Structure-based design of small peptide inhibitors of protein kinase CK2 subunit interaction

X-ray crystallography studies, as well as live-cell fluorescent imaging, have recently challenged the traditional view of protein kinase CK2. Unbalanced expression of catalytic and regulatory CK2 subunits has been observed in a variety of tissues and tumours. Thus the potential intersubunit flexibility suggested by these studies raises the likely prospect that the CK2 holoenzyme complex is subject to disassembly and reassembly. In the present paper, we show evidence for the reversible multimeric organization of the CK2 holoenzyme complex in vitro. We used a combination of site-directed mutagenesis, binding experiments and functional assays to show that, both in vitro and in vivo, only a small set of primary hydrophobic residues of CK2 beta which contacts at the centre of the CK2 alpha/CK beta interface dominates affinity.
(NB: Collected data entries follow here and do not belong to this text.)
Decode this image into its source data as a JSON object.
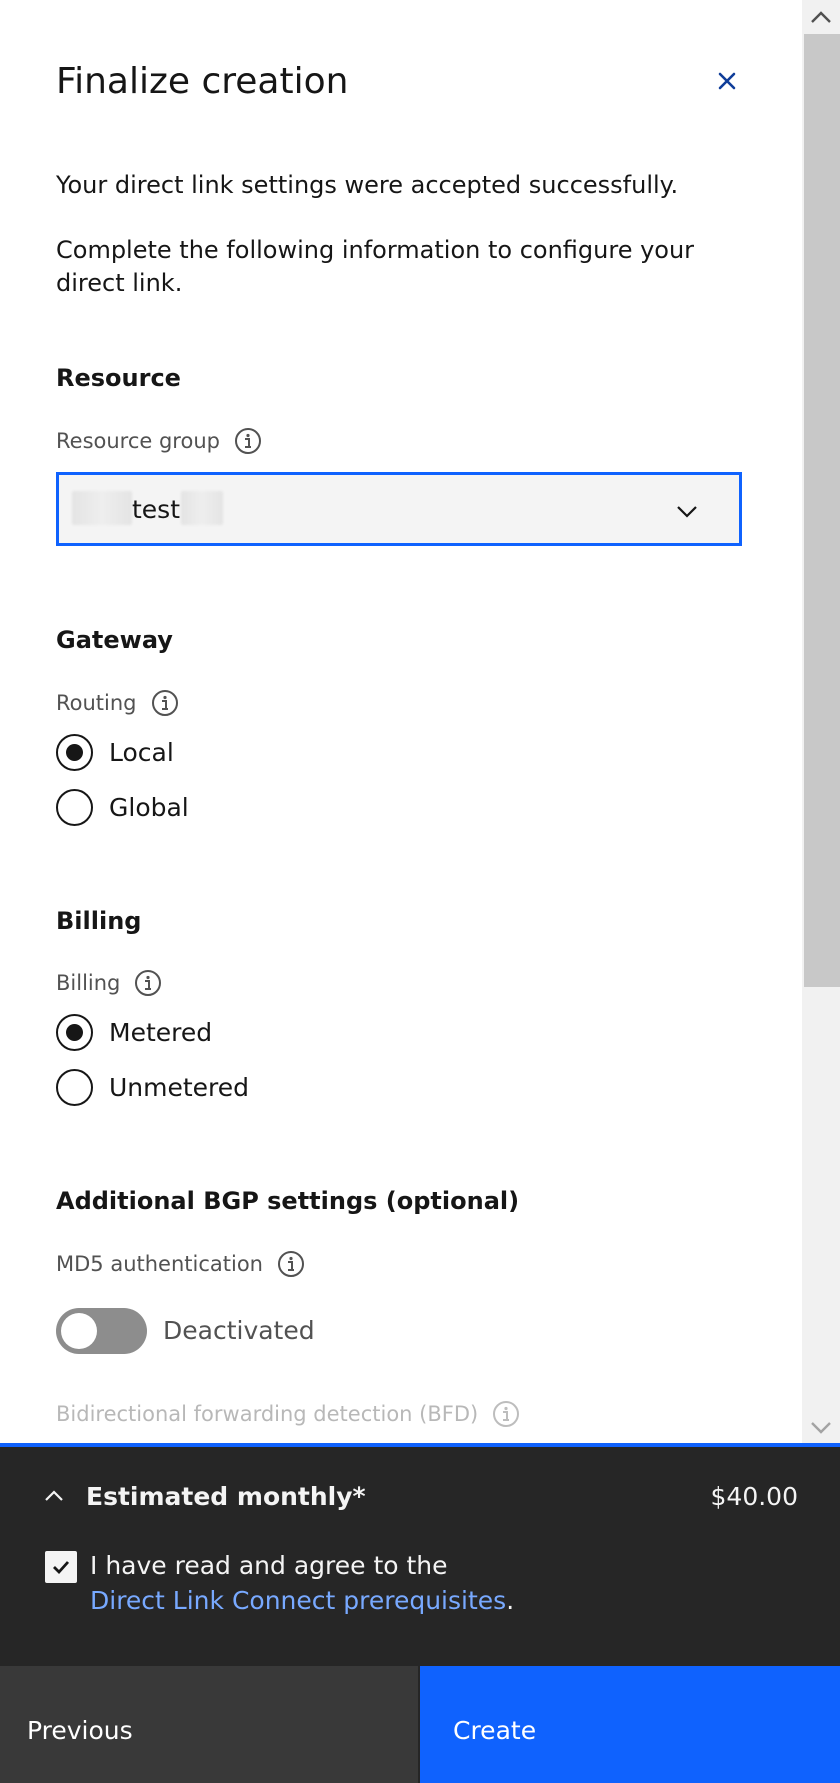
{
  "header": {
    "title": "Finalize creation"
  },
  "intro": {
    "line1": "Your direct link settings were accepted successfully.",
    "line2": "Complete the following information to configure your direct link."
  },
  "resource": {
    "heading": "Resource",
    "group_label": "Resource group",
    "group_value": "test"
  },
  "gateway": {
    "heading": "Gateway",
    "routing_label": "Routing",
    "options": [
      {
        "label": "Local",
        "checked": true
      },
      {
        "label": "Global",
        "checked": false
      }
    ]
  },
  "billing": {
    "heading": "Billing",
    "billing_label": "Billing",
    "options": [
      {
        "label": "Metered",
        "checked": true
      },
      {
        "label": "Unmetered",
        "checked": false
      }
    ]
  },
  "bgp": {
    "heading": "Additional BGP settings (optional)",
    "md5_label": "MD5 authentication",
    "md5_state": "Deactivated",
    "bfd_label": "Bidirectional forwarding detection (BFD)"
  },
  "footer": {
    "estimate_label": "Estimated monthly*",
    "estimate_price": "$40.00",
    "agree_prefix": "I have read and agree to the",
    "agree_link": "Direct Link Connect prerequisites",
    "agree_suffix": ".",
    "agree_checked": true,
    "previous_label": "Previous",
    "create_label": "Create"
  },
  "icons": {
    "close": "close-icon",
    "info": "information-icon",
    "chevron_down": "chevron-down-icon",
    "chevron_up": "chevron-up-icon",
    "check": "checkmark-icon"
  },
  "colors": {
    "accent": "#0f62fe",
    "link": "#78a9ff",
    "footer_bg": "#262626",
    "secondary_button": "#393939"
  }
}
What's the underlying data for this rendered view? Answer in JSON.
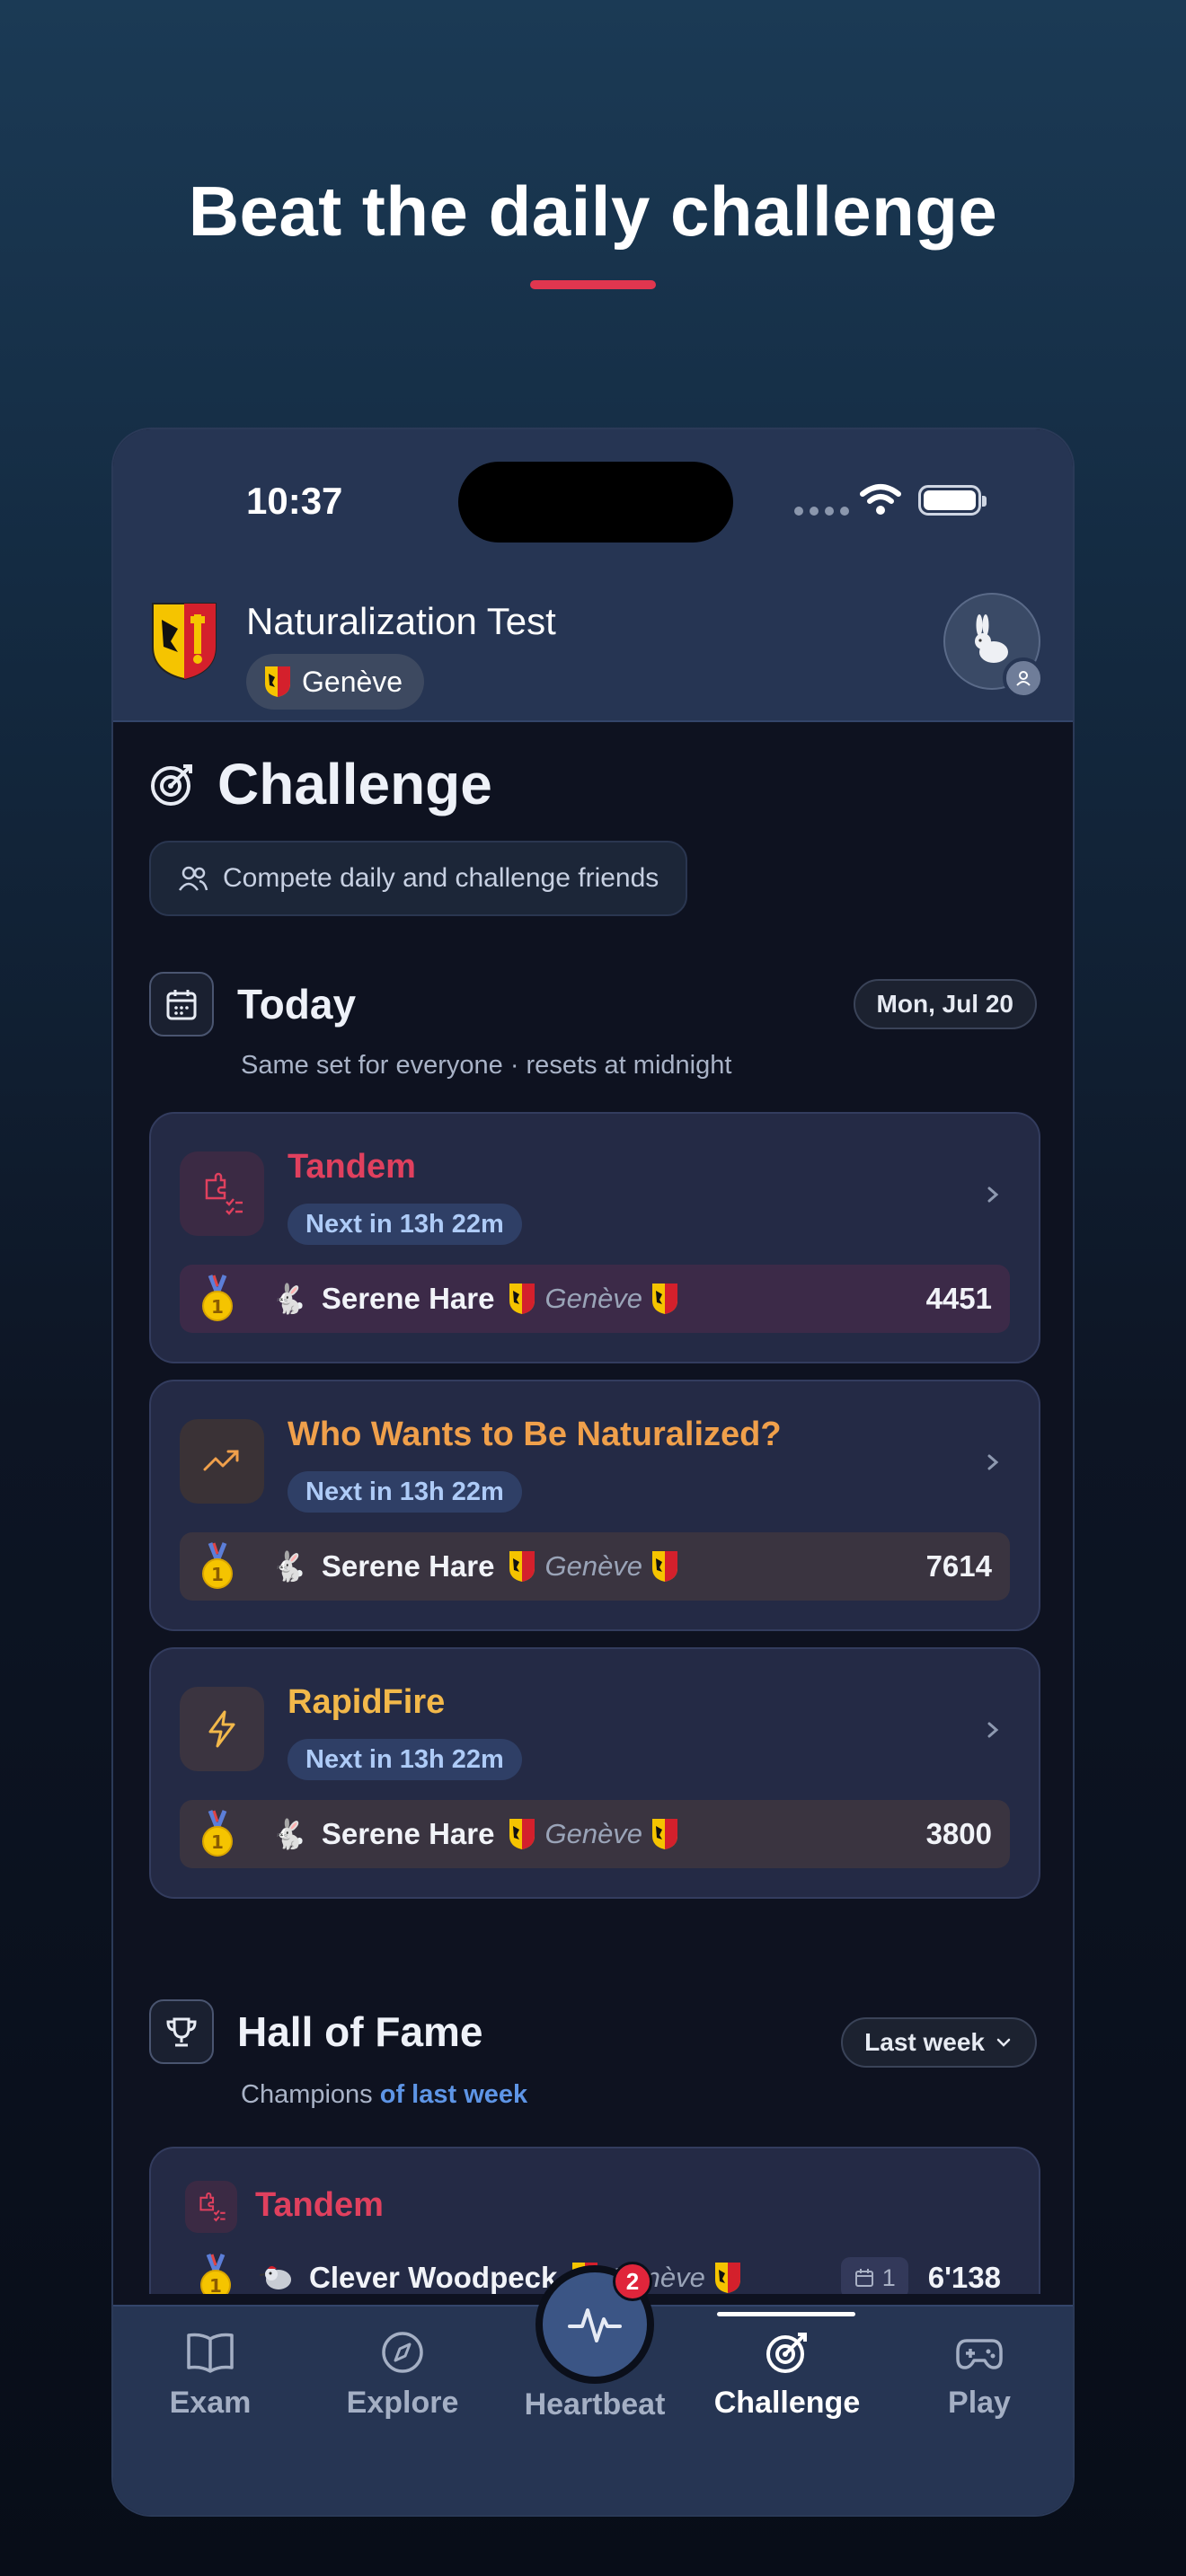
{
  "headline": "Beat the daily challenge",
  "status_bar": {
    "time": "10:37"
  },
  "header": {
    "app_title": "Naturalization Test",
    "canton": "Genève"
  },
  "challenge": {
    "title": "Challenge",
    "tagline": "Compete daily and challenge friends"
  },
  "today": {
    "title": "Today",
    "date": "Mon, Jul 20",
    "subtitle": "Same set for everyone · resets at midnight",
    "games": [
      {
        "name": "Tandem",
        "color": "#e0405e",
        "next": "Next in 13h 22m",
        "player": "Serene Hare",
        "canton": "Genève",
        "score": "4451",
        "icon": "puzzle-checklist-icon"
      },
      {
        "name": "Who Wants to Be Naturalized?",
        "color": "#f0a04b",
        "next": "Next in 13h 22m",
        "player": "Serene Hare",
        "canton": "Genève",
        "score": "7614",
        "icon": "trending-up-icon"
      },
      {
        "name": "RapidFire",
        "color": "#f2b84a",
        "next": "Next in 13h 22m",
        "player": "Serene Hare",
        "canton": "Genève",
        "score": "3800",
        "icon": "lightning-icon"
      }
    ]
  },
  "hall_of_fame": {
    "title": "Hall of Fame",
    "subtitle_prefix": "Champions",
    "subtitle_highlight": "of last week",
    "period": "Last week",
    "card": {
      "game": "Tandem",
      "player": "Clever Woodpeck",
      "canton": "Genève",
      "days": "1",
      "score": "6'138"
    }
  },
  "tabbar": {
    "tabs": [
      {
        "label": "Exam",
        "icon": "book-icon"
      },
      {
        "label": "Explore",
        "icon": "compass-icon"
      },
      {
        "label": "Heartbeat",
        "icon": "pulse-icon",
        "badge": "2"
      },
      {
        "label": "Challenge",
        "icon": "target-icon",
        "active": true
      },
      {
        "label": "Play",
        "icon": "gamepad-icon"
      }
    ]
  }
}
The results indicate that a double mutation in CK2 beta of amino acids Tyr(188) and Phe(190), which are complementary and fill up a hydrophobic pocket of CK2 alpha, is the most disruptive to CK2 alpha binding both in vitro and in living cells. Further characterization of hotspots in a cluster of hydrophobic amino acids centred around Tyr(188)-Phe(190) led us to the structure-based design of small-peptide inhibitors. One conformationally constrained 11-mer peptide (Pc) represents a unique CK2 beta-based small molecule that was particularly efficient (i) to antagonize the interaction between the CK2 subunits, (ii) to inhibit the assembly of the CK2 holoenzyme complex, and (iii) to strongly affect its substrate preference.